This function will do the trick:

def include_keys(dictionary, keys):
    """Filters a dict by only including certain keys."""
    key_set = set(keys) & set(dictionary.keys())
    return {key: dictionary[key] for key in key_set}

Just like delnan's version, this one uses dictionary comprehension and has stable performance for large dictionaries (dependent only on the number of keys you permit, and not the total number of keys in the dictionary).

And just like MyGGan's version, this one allows your list of keys to include keys that may not exist in the dictionary.

And as a bonus, here's the inverse, where you can create a dictionary by excluding certain keys in the original:

def exclude_keys(dictionary, keys):
    """Filters a dict by excluding certain keys."""
    key_set = set(dictionary.keys()) - set(keys)
    return {key: dictionary[key] for key in key_set}

Note that unlike delnan's version, the operation is not done in place, so the performance is related to the number of keys in the dictionary. However, the advantage of this is that the function will not modify the dictionary provided.

Edit: Added a separate function for excluding certain keys from a dict.

Based on the accepted answer by delnan.

What if one of your wanted keys aren't in the old_dict? The delnan solution will throw a KeyError exception that you can catch. If that's not what you need maybe you want to:

1. only include keys that excists both in the old_dict and your set of wanted_keys.
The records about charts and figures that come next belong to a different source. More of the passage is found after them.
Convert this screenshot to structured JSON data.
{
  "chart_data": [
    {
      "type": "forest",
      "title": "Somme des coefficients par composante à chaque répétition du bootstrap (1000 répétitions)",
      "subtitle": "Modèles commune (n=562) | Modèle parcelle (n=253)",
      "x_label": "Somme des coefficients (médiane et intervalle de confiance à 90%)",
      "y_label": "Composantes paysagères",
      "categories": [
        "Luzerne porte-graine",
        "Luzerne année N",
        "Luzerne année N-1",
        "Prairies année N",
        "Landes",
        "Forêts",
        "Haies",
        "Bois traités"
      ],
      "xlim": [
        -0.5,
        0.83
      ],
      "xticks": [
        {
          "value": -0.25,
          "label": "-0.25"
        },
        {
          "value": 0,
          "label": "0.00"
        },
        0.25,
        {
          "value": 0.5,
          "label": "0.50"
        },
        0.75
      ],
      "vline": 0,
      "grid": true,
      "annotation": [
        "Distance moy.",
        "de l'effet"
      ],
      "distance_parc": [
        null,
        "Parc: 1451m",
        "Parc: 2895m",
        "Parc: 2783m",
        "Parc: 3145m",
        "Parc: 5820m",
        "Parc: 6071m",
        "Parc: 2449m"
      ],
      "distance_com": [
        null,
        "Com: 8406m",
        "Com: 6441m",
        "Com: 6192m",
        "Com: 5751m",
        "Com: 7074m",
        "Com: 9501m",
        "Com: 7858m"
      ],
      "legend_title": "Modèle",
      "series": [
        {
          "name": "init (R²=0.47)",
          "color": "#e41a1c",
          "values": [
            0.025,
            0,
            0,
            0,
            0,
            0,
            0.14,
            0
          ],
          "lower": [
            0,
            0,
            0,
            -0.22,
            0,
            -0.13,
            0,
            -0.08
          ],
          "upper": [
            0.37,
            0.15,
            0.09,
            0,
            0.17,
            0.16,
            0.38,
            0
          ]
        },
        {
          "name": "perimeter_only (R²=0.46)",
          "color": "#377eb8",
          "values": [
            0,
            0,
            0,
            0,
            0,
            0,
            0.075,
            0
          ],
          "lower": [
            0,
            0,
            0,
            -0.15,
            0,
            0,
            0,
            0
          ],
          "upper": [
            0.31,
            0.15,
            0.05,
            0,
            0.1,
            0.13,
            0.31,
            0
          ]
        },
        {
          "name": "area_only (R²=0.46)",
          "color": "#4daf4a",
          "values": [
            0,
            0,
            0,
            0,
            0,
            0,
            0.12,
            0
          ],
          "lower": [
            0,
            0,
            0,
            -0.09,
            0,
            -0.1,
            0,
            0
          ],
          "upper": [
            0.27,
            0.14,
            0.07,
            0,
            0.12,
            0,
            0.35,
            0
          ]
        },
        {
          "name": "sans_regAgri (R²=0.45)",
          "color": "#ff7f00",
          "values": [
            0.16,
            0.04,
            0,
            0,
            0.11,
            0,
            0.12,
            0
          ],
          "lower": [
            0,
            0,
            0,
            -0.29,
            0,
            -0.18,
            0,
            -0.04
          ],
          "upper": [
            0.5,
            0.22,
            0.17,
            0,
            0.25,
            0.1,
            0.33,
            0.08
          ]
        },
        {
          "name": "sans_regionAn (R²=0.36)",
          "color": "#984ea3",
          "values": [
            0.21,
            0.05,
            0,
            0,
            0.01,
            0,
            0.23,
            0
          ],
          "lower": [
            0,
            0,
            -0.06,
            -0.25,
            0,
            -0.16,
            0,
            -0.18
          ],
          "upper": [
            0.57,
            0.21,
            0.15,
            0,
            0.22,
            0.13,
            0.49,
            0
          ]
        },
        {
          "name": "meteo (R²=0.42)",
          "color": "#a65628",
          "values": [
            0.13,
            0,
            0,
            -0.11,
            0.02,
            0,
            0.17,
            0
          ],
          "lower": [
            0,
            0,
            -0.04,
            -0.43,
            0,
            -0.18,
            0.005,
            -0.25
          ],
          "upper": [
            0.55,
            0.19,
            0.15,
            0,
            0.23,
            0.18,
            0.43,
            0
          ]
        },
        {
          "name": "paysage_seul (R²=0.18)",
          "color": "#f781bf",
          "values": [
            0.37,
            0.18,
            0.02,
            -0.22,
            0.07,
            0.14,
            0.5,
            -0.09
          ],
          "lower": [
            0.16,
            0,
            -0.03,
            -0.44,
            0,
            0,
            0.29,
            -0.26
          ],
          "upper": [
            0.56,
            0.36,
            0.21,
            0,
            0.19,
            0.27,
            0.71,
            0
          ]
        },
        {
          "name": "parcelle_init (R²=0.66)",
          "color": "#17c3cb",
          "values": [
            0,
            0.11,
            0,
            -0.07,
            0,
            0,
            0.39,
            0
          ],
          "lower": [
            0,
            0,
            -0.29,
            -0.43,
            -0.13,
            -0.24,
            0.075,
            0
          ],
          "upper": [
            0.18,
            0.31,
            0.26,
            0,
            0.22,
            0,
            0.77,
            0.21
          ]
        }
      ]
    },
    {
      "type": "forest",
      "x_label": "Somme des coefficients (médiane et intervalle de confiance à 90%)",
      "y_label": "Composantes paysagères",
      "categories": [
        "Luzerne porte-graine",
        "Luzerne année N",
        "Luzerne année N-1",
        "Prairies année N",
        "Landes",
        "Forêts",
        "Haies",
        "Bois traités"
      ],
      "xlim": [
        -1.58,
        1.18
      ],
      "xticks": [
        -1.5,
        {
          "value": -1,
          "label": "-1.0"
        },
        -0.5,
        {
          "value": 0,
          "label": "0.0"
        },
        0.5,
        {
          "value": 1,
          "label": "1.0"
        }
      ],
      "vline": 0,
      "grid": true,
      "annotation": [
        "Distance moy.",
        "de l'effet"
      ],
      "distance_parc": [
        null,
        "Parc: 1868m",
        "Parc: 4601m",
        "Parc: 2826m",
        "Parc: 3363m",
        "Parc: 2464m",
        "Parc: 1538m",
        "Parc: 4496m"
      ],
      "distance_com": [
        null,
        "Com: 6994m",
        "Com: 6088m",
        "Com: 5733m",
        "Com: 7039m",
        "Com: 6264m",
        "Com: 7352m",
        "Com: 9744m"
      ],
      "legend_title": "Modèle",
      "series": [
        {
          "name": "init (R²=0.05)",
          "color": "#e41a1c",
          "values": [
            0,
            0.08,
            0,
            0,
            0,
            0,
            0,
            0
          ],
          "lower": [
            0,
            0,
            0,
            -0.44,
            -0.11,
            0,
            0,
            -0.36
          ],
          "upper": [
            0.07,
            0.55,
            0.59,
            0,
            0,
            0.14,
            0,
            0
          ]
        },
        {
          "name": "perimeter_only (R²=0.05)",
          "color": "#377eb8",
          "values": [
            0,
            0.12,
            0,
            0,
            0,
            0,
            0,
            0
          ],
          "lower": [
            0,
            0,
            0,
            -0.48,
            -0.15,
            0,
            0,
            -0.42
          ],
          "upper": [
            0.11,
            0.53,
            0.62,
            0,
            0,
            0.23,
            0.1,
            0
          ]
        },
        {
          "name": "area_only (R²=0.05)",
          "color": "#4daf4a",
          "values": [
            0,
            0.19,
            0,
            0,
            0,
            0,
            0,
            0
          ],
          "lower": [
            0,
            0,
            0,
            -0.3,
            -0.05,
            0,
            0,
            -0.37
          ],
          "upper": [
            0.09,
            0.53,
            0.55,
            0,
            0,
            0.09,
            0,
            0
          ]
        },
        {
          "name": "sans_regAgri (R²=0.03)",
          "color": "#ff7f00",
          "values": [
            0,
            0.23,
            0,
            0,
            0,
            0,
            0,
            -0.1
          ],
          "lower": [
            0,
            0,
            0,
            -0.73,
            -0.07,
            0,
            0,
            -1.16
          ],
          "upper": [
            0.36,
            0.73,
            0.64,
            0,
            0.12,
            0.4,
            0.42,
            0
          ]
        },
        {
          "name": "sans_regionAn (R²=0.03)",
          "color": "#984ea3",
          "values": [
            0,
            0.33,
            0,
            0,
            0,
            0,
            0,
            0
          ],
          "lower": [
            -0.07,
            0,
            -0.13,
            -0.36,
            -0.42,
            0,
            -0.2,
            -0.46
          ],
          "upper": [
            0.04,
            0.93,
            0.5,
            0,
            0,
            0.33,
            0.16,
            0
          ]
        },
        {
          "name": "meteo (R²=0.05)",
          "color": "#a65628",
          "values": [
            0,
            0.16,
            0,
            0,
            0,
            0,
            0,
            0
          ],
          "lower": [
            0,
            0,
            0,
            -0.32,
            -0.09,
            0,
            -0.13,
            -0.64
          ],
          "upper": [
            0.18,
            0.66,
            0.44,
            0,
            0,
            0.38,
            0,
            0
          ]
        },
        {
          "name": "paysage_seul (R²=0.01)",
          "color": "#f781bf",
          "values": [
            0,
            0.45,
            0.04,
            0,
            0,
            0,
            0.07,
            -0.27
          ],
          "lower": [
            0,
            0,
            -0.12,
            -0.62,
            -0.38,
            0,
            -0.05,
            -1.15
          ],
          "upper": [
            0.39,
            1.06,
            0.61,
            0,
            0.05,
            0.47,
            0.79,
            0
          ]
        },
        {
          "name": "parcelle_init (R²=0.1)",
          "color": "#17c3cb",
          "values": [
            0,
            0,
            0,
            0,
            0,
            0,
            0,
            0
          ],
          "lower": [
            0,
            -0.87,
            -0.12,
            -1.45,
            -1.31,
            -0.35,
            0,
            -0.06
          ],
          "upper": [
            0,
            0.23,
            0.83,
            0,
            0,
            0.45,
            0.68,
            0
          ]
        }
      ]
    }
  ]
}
   old_dict = {'name':"Foobar", 'baz':42}
   wanted_keys = ['name', 'age']
   new_dict = {k: old_dict[k] for k in set(wanted_keys) & set(old_dict.keys())}
   
   >>> new_dict
   {'name': 'Foobar'}
   

2. have a default value for keys that's not set in old_dict.

   default = None
   new_dict = {k: old_dict[k] if k in old_dict else default for k in wanted_keys}
   
   >>> new_dict
   {'age': None, 'name': 'Foobar'}
   

Slightly more elegant dict comprehension:

foodict = {k: v for k, v in mydict.items() if k.startswith('foo')}

Here's an example in python 2.6:

>>> a = {1:1, 2:2, 3:3}
>>> dict((key,value) for key, value in a.iteritems() if key == 1)
{1: 1}

The filtering part is the if statement.

This method is slower than delnan's answer if you only want to select a few of very many keys.

Code 1:

dict = { key: key * 10 for key in range(0, 100) }
d1 = {}
for key, value in dict.items():
    if key % 2 == 0:
        d1[key] = value

Code 2:

dict = { key: key * 10 for key in range(0, 100) }
d2 = {key: value for key, value in dict.items() if key % 2 == 0}

Code 3:

dict = { key: key * 10 for key in range(0, 100) }
d3 = { key: dict[key] for key in dict.keys() if key % 2 == 0}

All pieced of code performance are measured with timeit using number=1000, and collected 1000 times for each piece of code.

For python 3.6 the performance of three ways of filter dict keys almost the same. For python 2.7 code 3 is slightly faster.

This one liner lambda should work:

dictfilt = lambda x, y: dict([ (i,x[i]) for i in x if i in set(y) ])

Here's an example:

my_dict = {"a":1,"b":2,"c":3,"d":4}
wanted_keys = ("c","d")

# run it
In [10]: dictfilt(my_dict, wanted_keys)
Out[10]: {'c': 3, 'd': 4}

It's a basic list comprehension iterating over your dict keys (i in x) and outputs a list of tuple (key,value) pairs if the key lives in your desired key list (y). A dict() wraps the whole thing to output as a dict object.